To get straight to the exciting news, I’ll now be competing with my wife, Alexis, at the 2013 Ironman 70.3 World Championships in Las Vegas in September! Although I had a good race at the Ironman 70.3 Eagleman race early in the month, I did have to rely on a little bit of luck to get the slot to Vegas. Due to being in the second last wave, I had to wait until over an hour and half after the Pro start and early age group waves to begin my race. Despite the waiting, I had a strong swim, coming out of the water in first place for my age group. My bike leg went better than I had anticipated. I was able to hold my goal power and it translated into a much faster speed than planned. This had me coming off the bike in 4th place in my age group, and I felt good about all the hydration and nutrition that I had taken on during the 56 miles in the saddle. It turns out I probably felt a little TOO good at the start of the run and my first mile was a good bit faster than my race plan. Not long after that, I started to pay the price for this excitement, and it was further exacerbated by the heat, humidity and lack of shade on the run course. Mile by mile, my splits kept dropping off and it was all I could do to keep my legs turning over and not start walking. At each aid station I was taking on water and Gatorade and putting ice everywhere I could to try and cool down my body. I was really proud of myself for continuing to run for the entire 13.1 mile course, but I was definitely disappointed in the overall run time given how training had been going coming into the race. Once race day comes around, you just need to suck it up, deal with the conditions at hand and do the best you can though. As people kept passing me in the final miles I fell to 9th in my age group, which I thought meant that there would be no shot at a Vegas slot. Overall I was happy with the race, which was a best time by about 25 minutes, but it’s also exciting to know that I can still keep improving.

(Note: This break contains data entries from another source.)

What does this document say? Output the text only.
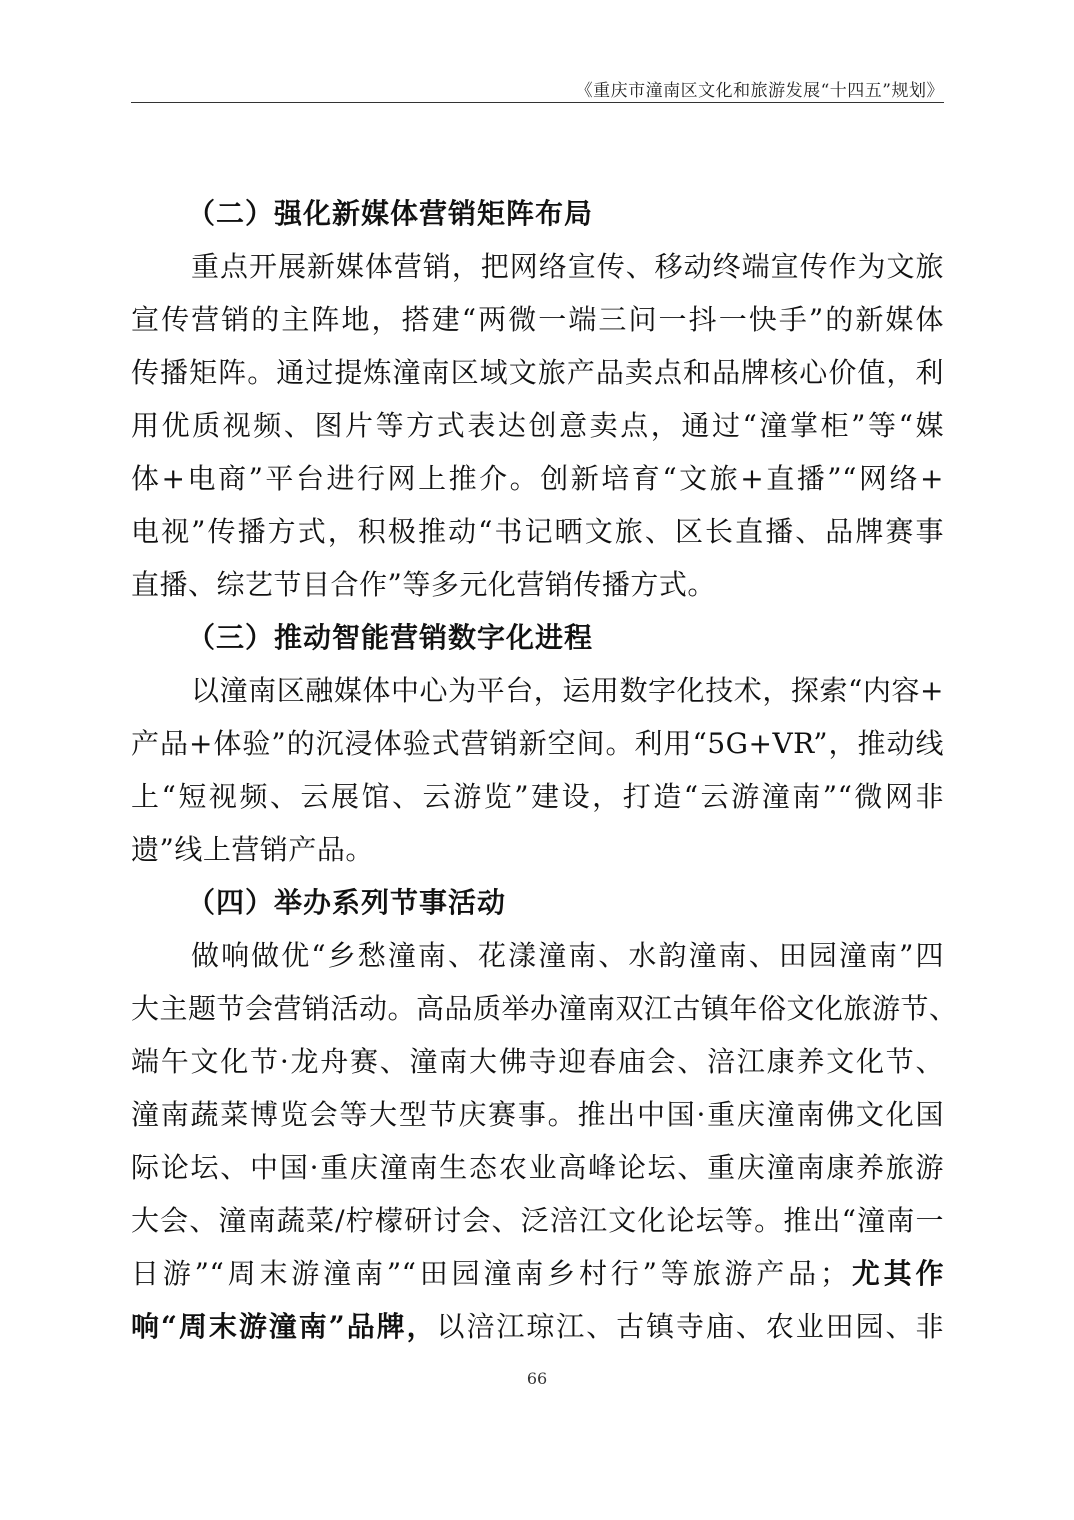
《重庆市潼南区文化和旅游发展“十四五”规划》
（二）强化新媒体营销矩阵布局
重点开展新媒体营销，把网络宣传、移动终端宣传作为文旅
宣传营销的主阵地，搭建“两微一端三问一抖一快手”的新媒体
传播矩阵。通过提炼潼南区域文旅产品卖点和品牌核心价值，利
用优质视频、图片等方式表达创意卖点，通过“潼掌柜”等“媒
体+电商”平台进行网上推介。创新培育“文旅+直播”“网络+
电视”传播方式，积极推动“书记晒文旅、区长直播、品牌赛事
直播、综艺节目合作”等多元化营销传播方式。
（三）推动智能营销数字化进程
以潼南区融媒体中心为平台，运用数字化技术，探索“内容+
产品+体验”的沉浸体验式营销新空间。利用“5G+VR”，推动线
上“短视频、云展馆、云游览”建设，打造“云游潼南”“微网非
遗”线上营销产品。
（四）举办系列节事活动
做响做优“乡愁潼南、花漾潼南、水韵潼南、田园潼南”四
大主题节会营销活动。高品质举办潼南双江古镇年俗文化旅游节、
端午文化节·龙舟赛、潼南大佛寺迎春庙会、涪江康养文化节、
潼南蔬菜博览会等大型节庆赛事。推出中国·重庆潼南佛文化国
际论坛、中国·重庆潼南生态农业高峰论坛、重庆潼南康养旅游
大会、潼南蔬菜/柠檬研讨会、泛涪江文化论坛等。推出“潼南一
日游”“周末游潼南”“田园潼南乡村行”等旅游产品；尤其作
响“周末游潼南”品牌，以涪江琼江、古镇寺庙、农业田园、非
66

The way the Vegas slots work is that you wait around after the race and then they tell you how many slots are available in your age group. From there they start reading out names by finishing place and see who wants to go. My age group ended up with 2 slots, so 9th was definitely a long shot. As it turned out, the top 6 people had either already qualified or didn’t want to go. The 7th placed guy took the first slot and then after a few anxious moments as they read out the 8th place finisher’s name they moved on to me and I claimed my spot to join Alexis on the start line!
I then got to enjoy a few days off from working out to let the body recover as I hobbled around my day-to-day life. The rest was short lived, however, and after an extremely painful, but amazingly good, post-race massage from Brian, I was back to training as I looked towards the TriRock Philadelphia Olympic triathlon 2 weeks later. This was a much “shorter” race (just over 2 hours vs. just over 4.5 hours) at a much higher intensity level. It’s always nice getting to race on “home turf”, in this case, in and along the banks of the Schuylkill River. This time I was second out of the water in the elite amateur wave (first was about a minute in front of me, so there was no chance of catching him…), which was 12th overall, including the Pros. It took me a little while to settle into a good rhythm on the bike, but the overall bike split was in line with my result at last year’s race. Last year I blew up on the run and I managed to rectify that this year. Although I wasn’t quite as fast as I would have liked (everyone always wants to go faster, don’t they?), I had a decent run split, which contributed to finishing in just under 2 hours and 10 minutes. This beat my time from last year by about 5 minutes. I was happy with the result, especially after considering the half-Ironman two weeks before and the increased volume in the 10 days leading into the race. It was great having Phila Massages manning the post-race massage tent so I could go and see Brian, Natacha, Olivia and all the other team members right after I finished. This really helped reduce the impending muscle soreness that would normally show up the next day and allowed to resume training without any time off.
Going forward I have the Musselman half-iron distance race in the middle of July as another good test with heat and hills, which should help me strategize for Vegas and then it’s 8 weeks of training until the World Champs. As I try to acclimatize to the expected temperatures in Vegas of high 90’s to low 100’s, I’ll probably be doing a good number of my weekend workouts in the middle of the day to take “advantage” of Philly’s lovely summer heat and humidity. I hope for your sake that I don’t see you out there then but that you can enjoy the slightly cooler mornings and evenings.